In the midst of such fundamental changes, Europe’s almost total exclusion of GMOs means it will increasingly struggle to compete in an ever more competitive global agricultural marketplace as its raw material costs go up compared to other regions, said the 53-year-old who has worked for some of the world’s major biotech companies.

He said: “The priorities in food and feed production are safety – and quite rightly nobody wants to compromise on that - and then we want them cheap.

“GM crop producers have very much achieved the feed safety criteria and it is clear by the uptake in the maize and soybean sectors that they create an economic benefit to the farmers. To me the conclusion is clear - if the EU wants to keep those competitive advantages away from European farmers, it will have price consequences.”

He hopes this economic imperative will force a change from the EU and “will keep making the point” that not even EU scientists believe GMOs are unsafe. Hostility to GMOs within the European body is “to a large extent” politically motivated, believes Mr De Greef.

However, the recent announcement that the European Commission is committed to finding a technical solution to its zero tolerance stance on GMOs – which forbids the presence of even the smallest trace of biotech material in EU commodity imports- is good news and “long overdue”.

He said: “We are finally starting to be realistic in the commodity chain discussion that here zero tolerance doesn’t exist. It is simply not compatible with a large scale commodity trading system. The biggest step has been taken - that zero cannot work. It will take a while but we are going to come to a definition of low level presence for approved products. That will give industry the ability to calculate the cost of segregation.”

He explained that the method used to detect the presence of GMOs had improved from 0.1% a decade ago to one part in one million in some cases. In practical terms, this means dust from the shell of GMO soybeans left behind in a ship’s hold could cause an entire shipment of non-GMO soybean to be refused EU entry.

EuropaBio’s position is the world is presently struggling to produce enough food to meet demand in part because the dramatic increases in crop yields following the 1960s’ Green Revolution had flattened out by the 1990s. The best solution, said Mr De Greef, is to increase output by raising yields from existing land, with biotech as part of that solution.

He said: “If we want to provide food, fuel, feed and fibre then clearly we need to increase production and to do that there are only two options; either cultivate more land, which is inherently undesirable because of its impact on biodiversity, conservation etc., or increase yields on a given amount of land.

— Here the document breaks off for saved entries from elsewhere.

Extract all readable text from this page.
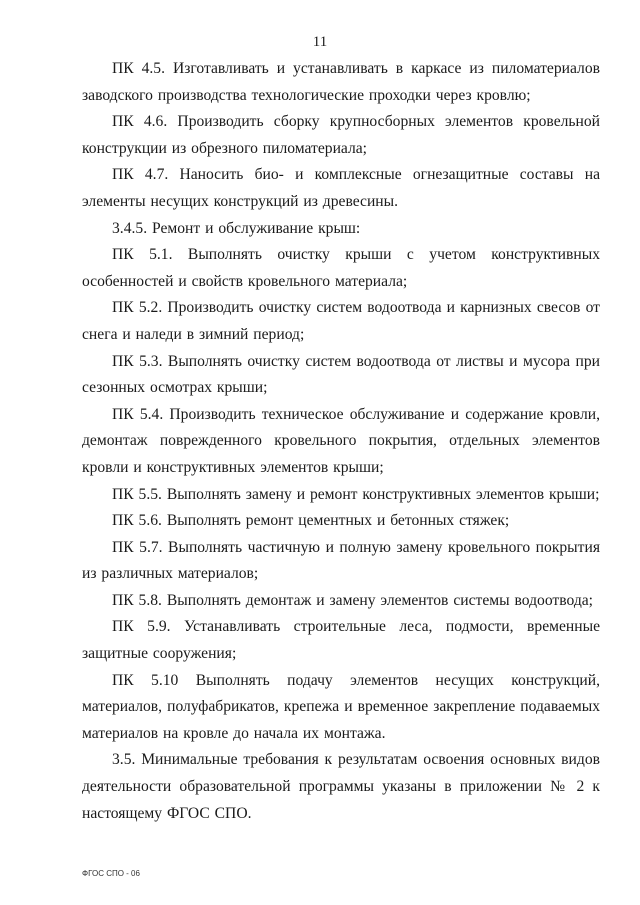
11

ПК 4.5. Изготавливать и устанавливать в каркасе из пиломатериалов заводского производства технологические проходки через кровлю;

ПК 4.6. Производить сборку крупносборных элементов кровельной конструкции из обрезного пиломатериала;

ПК 4.7. Наносить био- и комплексные огнезащитные составы на элементы несущих конструкций из древесины.

3.4.5. Ремонт и обслуживание крыш:

ПК 5.1. Выполнять очистку крыши с учетом конструктивных особенностей и свойств кровельного материала;

ПК 5.2. Производить очистку систем водоотвода и карнизных свесов от снега и наледи в зимний период;

ПК 5.3. Выполнять очистку систем водоотвода от листвы и мусора при сезонных осмотрах крыши;

ПК 5.4. Производить техническое обслуживание и содержание кровли, демонтаж поврежденного кровельного покрытия, отдельных элементов кровли и конструктивных элементов крыши;

ПК 5.5. Выполнять замену и ремонт конструктивных элементов крыши;

ПК 5.6. Выполнять ремонт цементных и бетонных стяжек;

ПК 5.7. Выполнять частичную и полную замену кровельного покрытия из различных материалов;

ПК 5.8. Выполнять демонтаж и замену элементов системы водоотвода;

ПК 5.9. Устанавливать строительные леса, подмости, временные защитные сооружения;

ПК 5.10 Выполнять подачу элементов несущих конструкций, материалов, полуфабрикатов, крепежа и временное закрепление подаваемых материалов на кровле до начала их монтажа.

3.5. Минимальные требования к результатам освоения основных видов деятельности образовательной программы указаны в приложении № 2 к настоящему ФГОС СПО.

ФГОС СПО - 06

“And whoever chooses option two, chooses more rapid adoption of modern science and technology - which includes biotech among others. One of the things I dislike hearing is biotech solves or doesn’t solve the problem. Biotech is part of the total technology tool-kit with which we can increase productivity.”

The benefits brought by GM crops depend on those used, he said. Maize brings increased yields and soya decreased production costs. In the US, national average maize yield last year was 9.4 tons/ha, but the average in farm scale testing was almost 50% higher, and the highest yield on commercial farms was 18.7 tons/ha. These figures give some idea of the potential for further productivity gains.

Farmers in northern Argentina using biotech profit because they can grow both soya and wheat in the same year, thereby hugely increasing their yield, he said.

Europe could reap the same benefits, he added but believes the flow of technology has been stifled by the political process within the European Union.

Mr De Greef said: “Trends in cereal yield over the last decade in Europe have been flat. It doesn’t mean we do not have good researchers, it means we must re-establish a plentiful supply at a predictable cost. In order to do that we need to increase the movement of science and technology results from the laboratory to the farm.”